Building NSS

Introduction

This page has detailed information on how to build NSS. Because NSS is a cross-platform library that builds on many different platforms and has many options, it may be complex to build. Please read these instructions carefully before attempting to build.

Build environment

NSS needs a C and C++ compiler. It has minimal dependencies, including only standard C and C++ libraries, plus zlib.

For building, you also need make. Ideally, also install gyp and ninja and put them on your path. This is recommended, as the build is faster and more reliable.

Windows

NSS compilation on Windows uses the same shared build system as Mozilla Firefox. You must first install the Windows Prerequisites, including MozillaBuild.

You can also build NSS on the Windows Subsystem for Linux, but the resulting binaries aren’t usable by other Windows applications.

Get the source

NSS and NSPR use Mercurial for source control like other Mozilla projects. To check out the latest sources for NSS and NSPR–which may not be part of a stable release–use the following commands:

hg clone https://hg.mozilla.org/projects/nspr
hg clone https://hg.mozilla.org/projects/nss

To get the source of a specific release, see Release notes for recent versions of NSS.

Build

Build NSS using our build script:

nss/build.sh

This builds both NSPR and NSS.

Build with make

Alternatively, there is a make target called “nss_build_all”, which produces a similar result. This supports some alternative options, but can be a lot slower.

make -C nss nss_build_all USE_64=1

The make-based build system for NSS uses a variety of variables to control the build. Below are some of the variables, along with possible values they may be set to.

BUILD_OPT
0

Build a debug (non-optimized) version of NSS. This is the default.

1

Build an optimized (non-debug) version of NSS.

USE_64
0

Build for a 32-bit environment/ABI. This is the default.

1

Build for a 64-bit environment/ABI. This is recommended.

USE_ASAN
0

Do not create an AddressSanitizer build. This is the default.

1

Create an AddressSanitizer build.

Unit testing

NSS contains extensive unit tests. Scripts to run these are found in the tests directory. Run the standard suite by:

HOST=localhost DOMSUF=localdomain USE_64=1 nss/tests/all.sh

Unit test configuration

NSS tests are configured using environment variables.
The scripts will attempt to infer values for HOST and DOMSUF, but can fail. Replace localhost and localdomain with the hostname and domain suffix for your host. You need to be able to connect to $HOST.$DOMSUF.

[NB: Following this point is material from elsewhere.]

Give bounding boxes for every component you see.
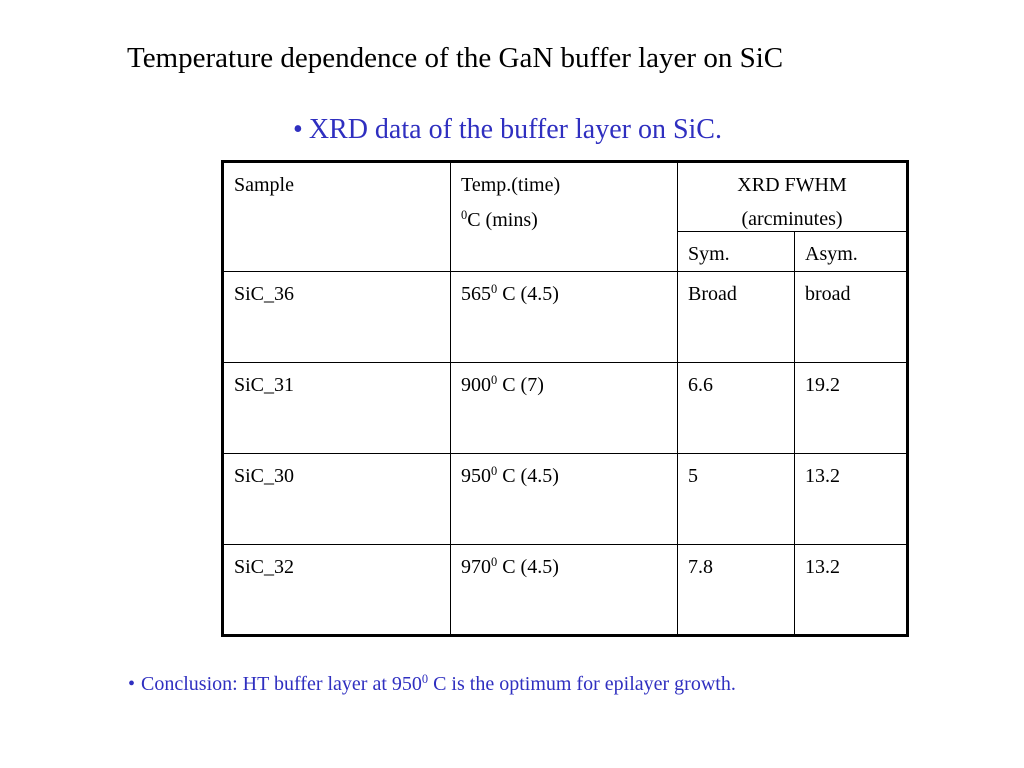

If you don’t have a domain suffix you can add an entry to /etc/hosts (on Windows,c:\Windows\System32\drivers\etc\hosts) as follows:

127.0.0.1 localhost.localdomain

Validate this opening a command shell and typing: ping localhost.localdomain.

Remove the USE_64=1 override if using a 32-bit build.

Test results

Running all tests can take a considerable amount of time.

Test output is stored in tests_results/security/$HOST.$NUMBER/. The file results.html summarizes the results, output.log captures all the test output.

Other subdirectories of nss/tests contain scripts that run a subset of the full suite. Those can be run directly instead of all.sh, which might save some time at the cost of coverage.